Beyond Fanaticism

Barack Obama's approval of legalized abortion is "unmistakable," First Things editor Joseph Bottum writes in the current issue.
Unlike Bill Clinton, Al Gore, and John Kerry, Barack Obama refused to make even verbal gestures toward compromise or nuance during the presidential campaign. The flatfooted line he delivered at the Saddleback Forum — that a decision about when life begins is "above my pay grade" — proved that he has internalized the peculiar logic of Roe v. Wade and Casey v. Planned Parenthood, which cast laws against abortion as government's unconstitutional intrusion into private metaphysical decisions. But his earlier line that he didn't want young women "punished with a baby" proved that he has also internalized what stands behind those decisions: a worldview in which life is not a gift but a burden to be shouldered only when we will.

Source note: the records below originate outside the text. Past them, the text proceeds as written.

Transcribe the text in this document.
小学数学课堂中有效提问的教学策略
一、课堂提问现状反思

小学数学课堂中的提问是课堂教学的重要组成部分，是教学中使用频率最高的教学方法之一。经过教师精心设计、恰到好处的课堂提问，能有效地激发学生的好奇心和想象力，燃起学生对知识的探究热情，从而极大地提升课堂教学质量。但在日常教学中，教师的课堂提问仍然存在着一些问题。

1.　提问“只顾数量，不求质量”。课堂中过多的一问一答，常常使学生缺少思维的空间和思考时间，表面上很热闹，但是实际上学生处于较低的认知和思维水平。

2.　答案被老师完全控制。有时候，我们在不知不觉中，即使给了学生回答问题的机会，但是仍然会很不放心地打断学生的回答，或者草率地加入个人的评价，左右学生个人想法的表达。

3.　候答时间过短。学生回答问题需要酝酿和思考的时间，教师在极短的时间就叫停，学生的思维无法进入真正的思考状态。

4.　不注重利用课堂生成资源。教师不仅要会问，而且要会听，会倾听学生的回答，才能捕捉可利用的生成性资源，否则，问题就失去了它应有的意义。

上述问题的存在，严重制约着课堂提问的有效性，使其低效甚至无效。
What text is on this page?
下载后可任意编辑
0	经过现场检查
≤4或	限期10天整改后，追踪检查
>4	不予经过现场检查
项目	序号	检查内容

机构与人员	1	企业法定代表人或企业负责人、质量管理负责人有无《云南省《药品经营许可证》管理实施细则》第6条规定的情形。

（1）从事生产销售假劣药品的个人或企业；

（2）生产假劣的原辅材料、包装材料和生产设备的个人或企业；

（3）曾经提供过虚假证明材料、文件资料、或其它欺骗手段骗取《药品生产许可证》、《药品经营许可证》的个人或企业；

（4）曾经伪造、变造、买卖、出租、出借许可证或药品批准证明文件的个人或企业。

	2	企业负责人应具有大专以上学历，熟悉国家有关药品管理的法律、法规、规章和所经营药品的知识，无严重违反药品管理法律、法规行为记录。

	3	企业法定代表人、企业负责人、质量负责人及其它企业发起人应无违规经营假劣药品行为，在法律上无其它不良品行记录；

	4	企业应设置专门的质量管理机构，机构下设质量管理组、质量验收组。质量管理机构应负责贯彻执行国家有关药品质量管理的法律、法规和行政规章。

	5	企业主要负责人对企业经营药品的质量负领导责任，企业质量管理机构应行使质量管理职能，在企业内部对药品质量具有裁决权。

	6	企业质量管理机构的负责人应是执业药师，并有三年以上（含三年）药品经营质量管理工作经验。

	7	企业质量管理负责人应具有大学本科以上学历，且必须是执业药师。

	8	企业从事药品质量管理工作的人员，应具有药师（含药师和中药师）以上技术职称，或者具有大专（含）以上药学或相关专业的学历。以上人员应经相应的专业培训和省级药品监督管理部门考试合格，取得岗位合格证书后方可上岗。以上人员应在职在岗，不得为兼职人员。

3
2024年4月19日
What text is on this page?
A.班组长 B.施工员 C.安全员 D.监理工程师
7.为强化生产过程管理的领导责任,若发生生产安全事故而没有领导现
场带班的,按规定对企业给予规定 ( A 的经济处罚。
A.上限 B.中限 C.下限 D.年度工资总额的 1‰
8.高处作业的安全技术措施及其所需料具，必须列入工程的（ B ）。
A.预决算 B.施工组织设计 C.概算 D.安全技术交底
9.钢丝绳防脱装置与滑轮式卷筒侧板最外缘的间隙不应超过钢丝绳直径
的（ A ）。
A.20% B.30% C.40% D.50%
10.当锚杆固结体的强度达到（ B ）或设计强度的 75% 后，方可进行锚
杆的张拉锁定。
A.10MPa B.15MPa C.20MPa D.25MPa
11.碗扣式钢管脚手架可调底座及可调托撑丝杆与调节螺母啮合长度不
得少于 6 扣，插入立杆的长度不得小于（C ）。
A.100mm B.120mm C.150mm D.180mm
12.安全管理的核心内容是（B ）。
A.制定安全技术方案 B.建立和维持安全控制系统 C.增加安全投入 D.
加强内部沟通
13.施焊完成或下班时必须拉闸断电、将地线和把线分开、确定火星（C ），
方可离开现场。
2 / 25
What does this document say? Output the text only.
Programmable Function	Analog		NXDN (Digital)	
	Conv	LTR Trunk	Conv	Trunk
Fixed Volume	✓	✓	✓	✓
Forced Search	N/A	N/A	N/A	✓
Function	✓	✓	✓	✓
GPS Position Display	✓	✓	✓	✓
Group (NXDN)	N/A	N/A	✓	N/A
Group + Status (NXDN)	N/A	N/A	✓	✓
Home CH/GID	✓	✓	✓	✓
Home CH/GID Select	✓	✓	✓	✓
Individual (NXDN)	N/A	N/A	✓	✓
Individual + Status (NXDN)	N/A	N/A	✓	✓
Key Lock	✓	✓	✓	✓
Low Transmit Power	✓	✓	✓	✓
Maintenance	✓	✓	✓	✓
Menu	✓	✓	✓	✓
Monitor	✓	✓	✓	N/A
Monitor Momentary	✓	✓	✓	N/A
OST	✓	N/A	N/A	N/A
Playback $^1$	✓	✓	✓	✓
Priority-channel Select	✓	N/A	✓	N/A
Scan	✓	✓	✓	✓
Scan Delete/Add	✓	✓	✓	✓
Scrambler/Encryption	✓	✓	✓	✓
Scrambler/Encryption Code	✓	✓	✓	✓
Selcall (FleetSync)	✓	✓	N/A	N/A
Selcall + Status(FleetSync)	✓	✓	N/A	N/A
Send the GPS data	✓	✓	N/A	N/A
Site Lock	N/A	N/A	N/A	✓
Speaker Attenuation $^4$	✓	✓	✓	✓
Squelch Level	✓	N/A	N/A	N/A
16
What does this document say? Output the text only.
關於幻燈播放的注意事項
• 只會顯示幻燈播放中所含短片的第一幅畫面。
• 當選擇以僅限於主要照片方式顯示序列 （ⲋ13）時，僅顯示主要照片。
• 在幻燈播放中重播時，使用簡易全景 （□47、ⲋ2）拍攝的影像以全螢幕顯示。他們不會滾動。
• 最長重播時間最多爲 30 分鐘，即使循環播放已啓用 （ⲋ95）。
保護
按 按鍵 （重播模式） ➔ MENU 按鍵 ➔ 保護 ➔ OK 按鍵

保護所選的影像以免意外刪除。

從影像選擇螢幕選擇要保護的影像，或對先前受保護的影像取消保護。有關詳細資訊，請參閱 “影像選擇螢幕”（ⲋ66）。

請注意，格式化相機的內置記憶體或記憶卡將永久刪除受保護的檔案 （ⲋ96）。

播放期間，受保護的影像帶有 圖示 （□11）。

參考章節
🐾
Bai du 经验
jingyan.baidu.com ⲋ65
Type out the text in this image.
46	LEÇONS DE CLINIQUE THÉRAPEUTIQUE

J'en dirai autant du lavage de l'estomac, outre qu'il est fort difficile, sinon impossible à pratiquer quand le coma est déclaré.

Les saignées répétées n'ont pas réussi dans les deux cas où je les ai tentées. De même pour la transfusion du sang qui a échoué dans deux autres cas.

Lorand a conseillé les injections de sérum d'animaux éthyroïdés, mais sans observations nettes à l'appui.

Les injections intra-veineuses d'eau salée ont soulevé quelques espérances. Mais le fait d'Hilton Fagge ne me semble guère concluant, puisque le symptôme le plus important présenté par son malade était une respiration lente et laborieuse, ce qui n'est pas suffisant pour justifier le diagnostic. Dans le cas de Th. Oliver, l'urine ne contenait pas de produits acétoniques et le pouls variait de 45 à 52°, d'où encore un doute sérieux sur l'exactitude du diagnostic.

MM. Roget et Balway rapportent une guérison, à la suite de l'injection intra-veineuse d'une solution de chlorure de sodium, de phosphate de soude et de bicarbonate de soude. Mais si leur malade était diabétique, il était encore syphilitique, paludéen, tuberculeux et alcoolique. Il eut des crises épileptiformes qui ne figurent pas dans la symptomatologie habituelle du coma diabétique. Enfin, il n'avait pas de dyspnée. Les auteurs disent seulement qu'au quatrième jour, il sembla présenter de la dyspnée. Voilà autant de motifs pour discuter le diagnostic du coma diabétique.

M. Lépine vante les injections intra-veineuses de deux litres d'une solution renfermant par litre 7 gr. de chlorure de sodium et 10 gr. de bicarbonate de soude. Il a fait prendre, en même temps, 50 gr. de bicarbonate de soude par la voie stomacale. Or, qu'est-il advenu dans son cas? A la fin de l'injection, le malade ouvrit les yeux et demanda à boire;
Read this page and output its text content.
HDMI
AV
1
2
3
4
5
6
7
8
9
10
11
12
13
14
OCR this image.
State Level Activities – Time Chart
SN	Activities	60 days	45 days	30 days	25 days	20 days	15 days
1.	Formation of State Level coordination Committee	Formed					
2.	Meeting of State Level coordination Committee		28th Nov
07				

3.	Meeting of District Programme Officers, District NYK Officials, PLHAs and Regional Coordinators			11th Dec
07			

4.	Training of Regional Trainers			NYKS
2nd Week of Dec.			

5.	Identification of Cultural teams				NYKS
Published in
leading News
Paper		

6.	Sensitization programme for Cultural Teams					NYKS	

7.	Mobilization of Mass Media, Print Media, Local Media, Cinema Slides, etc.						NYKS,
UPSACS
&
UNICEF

On abortion, Obama is the complete man, his support so ingrained that even his carefully controlled public speaking can't help revealing it. He's not a fanatic about abortion; he's what lies beyond fanaticism. He's the end product of hard-line support for abortion: a man for whom the very question of abortion seems unreal. The opponents of abortion are, for Obama, not to be compromised with or even fought with, in a certain sense. They are, rather, to be explained away as a sociological phenomenon — their pro-life view something that will wither away as they gradually come to understand the true causes of the economic and social bitterness they have, in their undereducated and intolerant way, attached to abortion.